Securely Fine-tuning Pre-trained Encoders Against Adversarial Examples

With the evolution of self-supervised learning, the pre-training paradigm has emerged as a predominant solution within the deep learning landscape. Model providers furnish pre-trained encoders designed to function as versatile feature extractors, enabling downstream users to harness the benefits of expansive models with minimal effort through fine-tuning. Nevertheless, recent works have exposed a vulnerability in pre-trained encoders, highlighting their susceptibility to downstream-agnostic adversarial examples (DAEs) meticulously crafted by attackers.

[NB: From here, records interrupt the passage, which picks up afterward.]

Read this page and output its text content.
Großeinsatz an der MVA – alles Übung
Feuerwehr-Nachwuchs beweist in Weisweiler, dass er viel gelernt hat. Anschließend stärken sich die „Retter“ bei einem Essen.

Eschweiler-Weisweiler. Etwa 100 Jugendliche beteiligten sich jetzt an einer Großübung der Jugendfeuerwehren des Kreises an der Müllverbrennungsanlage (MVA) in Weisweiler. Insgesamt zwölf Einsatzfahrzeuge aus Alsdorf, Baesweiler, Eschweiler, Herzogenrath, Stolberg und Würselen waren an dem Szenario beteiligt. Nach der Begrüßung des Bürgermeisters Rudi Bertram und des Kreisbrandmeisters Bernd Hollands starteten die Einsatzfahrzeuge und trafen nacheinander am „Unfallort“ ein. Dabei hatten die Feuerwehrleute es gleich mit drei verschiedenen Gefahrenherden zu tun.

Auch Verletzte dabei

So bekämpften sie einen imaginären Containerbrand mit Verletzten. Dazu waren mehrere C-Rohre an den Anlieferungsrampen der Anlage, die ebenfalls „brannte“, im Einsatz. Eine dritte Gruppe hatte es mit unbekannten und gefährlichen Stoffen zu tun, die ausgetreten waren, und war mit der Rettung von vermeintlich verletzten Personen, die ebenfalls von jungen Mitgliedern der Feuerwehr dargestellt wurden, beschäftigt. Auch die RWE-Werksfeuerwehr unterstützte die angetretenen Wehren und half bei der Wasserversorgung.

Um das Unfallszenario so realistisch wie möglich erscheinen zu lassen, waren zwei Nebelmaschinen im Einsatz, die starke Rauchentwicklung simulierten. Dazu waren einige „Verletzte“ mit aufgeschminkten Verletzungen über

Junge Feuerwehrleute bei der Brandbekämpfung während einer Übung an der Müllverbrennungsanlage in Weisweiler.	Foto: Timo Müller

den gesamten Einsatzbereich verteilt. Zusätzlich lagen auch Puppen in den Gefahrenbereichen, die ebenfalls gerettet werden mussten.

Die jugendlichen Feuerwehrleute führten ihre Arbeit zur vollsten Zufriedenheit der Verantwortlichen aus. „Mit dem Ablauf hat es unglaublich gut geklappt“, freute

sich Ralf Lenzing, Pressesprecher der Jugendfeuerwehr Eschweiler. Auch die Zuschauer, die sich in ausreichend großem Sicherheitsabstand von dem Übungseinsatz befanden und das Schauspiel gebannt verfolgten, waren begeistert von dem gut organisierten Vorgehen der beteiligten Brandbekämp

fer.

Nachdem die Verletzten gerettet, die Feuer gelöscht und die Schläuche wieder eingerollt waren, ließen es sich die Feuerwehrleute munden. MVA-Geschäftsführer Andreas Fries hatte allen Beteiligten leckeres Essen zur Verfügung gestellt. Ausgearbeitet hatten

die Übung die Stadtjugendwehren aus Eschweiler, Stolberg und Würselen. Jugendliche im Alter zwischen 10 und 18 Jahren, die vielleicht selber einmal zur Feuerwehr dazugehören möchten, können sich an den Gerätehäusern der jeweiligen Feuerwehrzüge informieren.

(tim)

The lingering question pertains to the feasibility of fortifying the robustness of downstream models against DAEs, particularly in scenarios where the pre-trained encoders are publicly accessible to the attackers.In this paper, we initially delve into existing defensive mechanisms against adversarial examples within the pre-training paradigm. Our findings reveal that the failure of current defenses stems from the domain shift between pre-training data and downstream tasks, as well as the sensitivity of encoder parameters. In response to these challenges, we propose Genetic Evolution-Nurtured Adversarial Fine-tuning (Gen-AF), a two-stage adversarial fine-tuning approach aimed at enhancing the robustness of downstream models. Gen-AF employs a genetic-directed dual-track adversarial fine-tuning strategy in its first stage to effectively inherit the pre-trained encoder. This involves optimizing the pre-trained encoder and classifier separately while incorporating genetic regularization to preserve the model’s topology. In the second stage, Gen-AF assesses the robust sensitivity of each layer and creates a dictionary, based on which the top-k robust redundant layers are selected with the remaining layers held fixed. Upon this foundation, we conduct evolutionary adaptability fine-tuning to further enhance the model’s generalizability. Our extensive experiments, conducted across ten self-supervised training methods and six datasets, demonstrate that Gen-AF attains high testing accuracy and robust testing accuracy against state-of-the-art DAEs.